Пьер прекратил расспросы. Он оставил рыболова и поднялся на набережную.
«Человек прошел по Новому мосту, – думал он, – пойдем туда же!»
Он скоро достиг площадки, возвышавшейся у моста, на которой шесть лет тому назад красовалась статуя Генриха IV. В 1792 году Конвент велел переплавить ее и чеканить из ее меди монеты.
Хотя статуя исчезла, но тем не менее часовой сохранил свой пост на площадке.
Известна история одного французского маршала, который, видя часового у разрушенной скамьи, вздумал доискаться до причины этого караула. Оказалось, что пятьдесят лет тому назад эту скамейку выкрасили и приставили к ней сторожа, чтоб не дозволять публике садиться на нее.
С тех пор прошло полвека.
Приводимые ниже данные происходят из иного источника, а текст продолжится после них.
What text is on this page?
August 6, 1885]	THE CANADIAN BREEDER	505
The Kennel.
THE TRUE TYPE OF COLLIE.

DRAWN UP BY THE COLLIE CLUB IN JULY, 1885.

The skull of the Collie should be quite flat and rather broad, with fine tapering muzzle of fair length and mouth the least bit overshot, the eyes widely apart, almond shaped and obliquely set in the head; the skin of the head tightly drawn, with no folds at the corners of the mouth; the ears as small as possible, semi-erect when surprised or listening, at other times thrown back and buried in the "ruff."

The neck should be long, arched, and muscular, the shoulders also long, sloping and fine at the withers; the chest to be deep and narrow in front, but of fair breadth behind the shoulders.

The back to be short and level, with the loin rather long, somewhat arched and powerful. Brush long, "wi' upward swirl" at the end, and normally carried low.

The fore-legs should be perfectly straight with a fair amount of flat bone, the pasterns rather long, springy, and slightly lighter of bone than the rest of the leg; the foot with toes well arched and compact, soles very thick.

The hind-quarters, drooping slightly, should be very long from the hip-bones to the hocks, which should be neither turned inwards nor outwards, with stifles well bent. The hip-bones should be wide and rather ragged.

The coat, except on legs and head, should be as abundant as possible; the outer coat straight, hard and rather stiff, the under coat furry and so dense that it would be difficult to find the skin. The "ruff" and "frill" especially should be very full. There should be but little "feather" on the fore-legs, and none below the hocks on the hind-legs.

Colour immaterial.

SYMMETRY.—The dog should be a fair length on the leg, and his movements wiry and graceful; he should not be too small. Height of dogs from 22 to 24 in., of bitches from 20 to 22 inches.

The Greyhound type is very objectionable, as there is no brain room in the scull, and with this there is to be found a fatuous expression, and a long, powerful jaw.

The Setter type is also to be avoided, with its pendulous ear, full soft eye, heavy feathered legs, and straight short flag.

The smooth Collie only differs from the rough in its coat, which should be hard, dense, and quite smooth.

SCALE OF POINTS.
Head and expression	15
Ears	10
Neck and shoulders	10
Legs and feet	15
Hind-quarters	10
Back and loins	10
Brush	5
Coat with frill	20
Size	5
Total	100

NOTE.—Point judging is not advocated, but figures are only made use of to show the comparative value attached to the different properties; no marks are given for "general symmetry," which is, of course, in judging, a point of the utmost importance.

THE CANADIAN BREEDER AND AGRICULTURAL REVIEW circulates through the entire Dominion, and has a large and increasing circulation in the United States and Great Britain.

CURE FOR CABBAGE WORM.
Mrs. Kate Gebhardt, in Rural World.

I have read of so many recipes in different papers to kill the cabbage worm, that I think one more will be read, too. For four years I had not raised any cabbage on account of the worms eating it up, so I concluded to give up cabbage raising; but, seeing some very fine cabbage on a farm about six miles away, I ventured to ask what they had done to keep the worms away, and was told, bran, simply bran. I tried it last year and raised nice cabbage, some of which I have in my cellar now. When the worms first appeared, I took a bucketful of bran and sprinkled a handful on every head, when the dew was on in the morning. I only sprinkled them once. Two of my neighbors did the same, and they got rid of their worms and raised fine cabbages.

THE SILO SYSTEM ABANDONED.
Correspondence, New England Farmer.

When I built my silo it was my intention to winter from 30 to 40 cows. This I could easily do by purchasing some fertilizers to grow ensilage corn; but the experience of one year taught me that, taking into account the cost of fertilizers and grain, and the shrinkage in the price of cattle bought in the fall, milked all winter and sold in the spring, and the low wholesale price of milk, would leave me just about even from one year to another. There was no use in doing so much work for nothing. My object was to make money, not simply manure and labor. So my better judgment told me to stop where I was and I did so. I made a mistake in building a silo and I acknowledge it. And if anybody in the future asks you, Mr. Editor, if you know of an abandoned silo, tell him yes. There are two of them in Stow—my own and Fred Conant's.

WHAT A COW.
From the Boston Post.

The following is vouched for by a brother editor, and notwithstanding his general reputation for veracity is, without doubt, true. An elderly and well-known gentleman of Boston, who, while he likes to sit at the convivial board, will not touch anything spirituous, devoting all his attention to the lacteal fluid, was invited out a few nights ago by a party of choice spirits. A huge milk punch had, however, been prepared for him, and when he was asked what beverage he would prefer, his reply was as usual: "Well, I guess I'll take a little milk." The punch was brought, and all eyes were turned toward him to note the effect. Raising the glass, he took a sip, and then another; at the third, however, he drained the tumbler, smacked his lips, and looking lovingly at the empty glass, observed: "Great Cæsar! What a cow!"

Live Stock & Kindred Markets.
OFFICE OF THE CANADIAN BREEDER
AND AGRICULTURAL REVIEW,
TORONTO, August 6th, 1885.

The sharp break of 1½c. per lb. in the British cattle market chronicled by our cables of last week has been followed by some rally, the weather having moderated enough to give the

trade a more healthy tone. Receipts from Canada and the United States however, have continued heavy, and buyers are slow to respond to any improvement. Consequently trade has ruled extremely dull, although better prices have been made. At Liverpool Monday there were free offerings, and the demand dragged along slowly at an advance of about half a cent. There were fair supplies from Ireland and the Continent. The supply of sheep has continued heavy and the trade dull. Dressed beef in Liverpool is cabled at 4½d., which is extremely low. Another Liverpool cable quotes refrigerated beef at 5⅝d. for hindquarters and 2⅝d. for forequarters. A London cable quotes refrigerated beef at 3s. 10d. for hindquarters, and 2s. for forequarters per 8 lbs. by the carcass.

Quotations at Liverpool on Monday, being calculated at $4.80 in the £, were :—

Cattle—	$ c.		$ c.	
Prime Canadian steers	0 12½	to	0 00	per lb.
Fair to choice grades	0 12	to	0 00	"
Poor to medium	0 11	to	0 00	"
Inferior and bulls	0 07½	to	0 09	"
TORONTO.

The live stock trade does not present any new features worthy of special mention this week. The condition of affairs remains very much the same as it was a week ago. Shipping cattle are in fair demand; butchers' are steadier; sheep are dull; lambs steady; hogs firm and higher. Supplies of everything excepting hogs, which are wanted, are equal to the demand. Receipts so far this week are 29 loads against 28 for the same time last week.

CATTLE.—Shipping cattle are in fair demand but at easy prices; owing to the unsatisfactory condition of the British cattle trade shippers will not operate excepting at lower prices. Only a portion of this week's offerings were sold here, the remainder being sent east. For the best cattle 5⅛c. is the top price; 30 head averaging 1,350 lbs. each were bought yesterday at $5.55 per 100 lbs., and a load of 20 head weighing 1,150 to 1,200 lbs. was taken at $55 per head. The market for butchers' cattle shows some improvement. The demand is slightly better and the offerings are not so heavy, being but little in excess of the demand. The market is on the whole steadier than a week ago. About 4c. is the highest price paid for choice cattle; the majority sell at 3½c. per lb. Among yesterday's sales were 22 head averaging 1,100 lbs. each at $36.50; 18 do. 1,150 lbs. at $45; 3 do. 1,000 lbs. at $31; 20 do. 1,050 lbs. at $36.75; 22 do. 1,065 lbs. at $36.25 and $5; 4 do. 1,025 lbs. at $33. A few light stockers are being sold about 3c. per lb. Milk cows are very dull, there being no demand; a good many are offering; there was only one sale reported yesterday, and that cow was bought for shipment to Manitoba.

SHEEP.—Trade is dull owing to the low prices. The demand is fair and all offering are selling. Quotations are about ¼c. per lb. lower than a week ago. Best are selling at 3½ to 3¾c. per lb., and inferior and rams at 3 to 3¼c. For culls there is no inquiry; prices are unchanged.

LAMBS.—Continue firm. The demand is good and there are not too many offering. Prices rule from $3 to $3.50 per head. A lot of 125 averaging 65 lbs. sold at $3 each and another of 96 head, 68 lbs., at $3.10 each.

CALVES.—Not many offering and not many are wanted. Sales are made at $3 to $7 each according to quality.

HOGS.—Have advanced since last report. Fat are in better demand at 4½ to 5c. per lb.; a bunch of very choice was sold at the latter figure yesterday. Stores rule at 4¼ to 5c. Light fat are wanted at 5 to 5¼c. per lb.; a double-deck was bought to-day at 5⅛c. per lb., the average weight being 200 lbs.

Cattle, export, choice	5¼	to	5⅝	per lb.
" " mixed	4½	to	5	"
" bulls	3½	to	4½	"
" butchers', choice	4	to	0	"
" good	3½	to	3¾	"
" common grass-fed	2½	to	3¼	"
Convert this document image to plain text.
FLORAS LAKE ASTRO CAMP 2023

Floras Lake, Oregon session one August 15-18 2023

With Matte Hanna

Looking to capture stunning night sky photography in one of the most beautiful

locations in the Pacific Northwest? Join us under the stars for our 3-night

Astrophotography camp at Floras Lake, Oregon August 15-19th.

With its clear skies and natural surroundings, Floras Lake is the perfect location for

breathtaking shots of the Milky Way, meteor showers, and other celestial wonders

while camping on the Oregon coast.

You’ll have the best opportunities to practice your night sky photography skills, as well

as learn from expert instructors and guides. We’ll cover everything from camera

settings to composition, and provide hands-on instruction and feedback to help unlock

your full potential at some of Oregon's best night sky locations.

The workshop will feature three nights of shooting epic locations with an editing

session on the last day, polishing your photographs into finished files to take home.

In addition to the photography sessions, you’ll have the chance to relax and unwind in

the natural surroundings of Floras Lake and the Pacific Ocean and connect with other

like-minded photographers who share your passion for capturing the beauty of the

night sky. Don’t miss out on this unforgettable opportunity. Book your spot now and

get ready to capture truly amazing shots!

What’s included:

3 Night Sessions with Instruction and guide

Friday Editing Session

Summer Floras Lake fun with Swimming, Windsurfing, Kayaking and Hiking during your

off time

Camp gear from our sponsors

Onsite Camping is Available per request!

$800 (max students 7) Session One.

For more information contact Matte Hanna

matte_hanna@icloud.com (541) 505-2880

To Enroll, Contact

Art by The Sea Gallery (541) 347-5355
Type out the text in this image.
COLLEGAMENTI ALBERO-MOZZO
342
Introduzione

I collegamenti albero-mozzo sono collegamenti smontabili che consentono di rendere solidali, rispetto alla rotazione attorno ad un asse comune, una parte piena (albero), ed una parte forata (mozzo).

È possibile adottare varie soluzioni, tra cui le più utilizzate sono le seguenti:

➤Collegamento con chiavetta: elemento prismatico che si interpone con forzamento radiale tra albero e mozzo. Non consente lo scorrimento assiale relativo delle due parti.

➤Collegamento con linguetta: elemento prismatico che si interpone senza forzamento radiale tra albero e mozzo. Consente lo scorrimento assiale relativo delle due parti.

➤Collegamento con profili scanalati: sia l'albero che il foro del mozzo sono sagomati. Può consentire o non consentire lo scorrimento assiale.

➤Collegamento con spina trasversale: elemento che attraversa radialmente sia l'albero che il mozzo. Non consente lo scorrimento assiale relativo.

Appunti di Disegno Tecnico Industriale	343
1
Часовые сменялись один за другим, и никто больше не думал о снятии караула, нужда в котором давно отпала.
То же случилось и со статуей Генриха IV. Когда-то у подножия ее поставлен был часовой; с тех пор статуя успела исчезнуть, и вот уже шесть лет, как сторож расхаживал по опустевшей площадке.
Этот сторож принадлежал к драгунскому полку, под командой полковника Себастьяна. В эту эпоху финансового истощения лошади были чрезвычайно редки. Поэтому у кавалерийских полков, не участвующих в войне, они были отняты и отосланы войскам, сражающимся за границей.
Когда Кожоль проходил мимо драгуна, он заметил, что тот рассматривает на каменных плитах площадки большое пятно крови.
– Вот как, драгун! Здесь, надо полагать, убили сторожа нынче ночью? – спросил граф.
– О нет, гражданин. Товарищ, бывший в то время на карауле, рассказал нам, в чем дело. Надо полагать, что один из Щеголей нализался пьяным на балу Люксембурга. Возвращаясь домой, он наскочил с размаху на острые колья ограды, которые пропороли ему голову. И вот один друг взялся дотащить к себе этого молодого полумертвого господина. Добравшись до этого места, провожатый остановился перевести дух и перевязать платком рану на голове своего приятеля, из которой кровь лилась ручьем.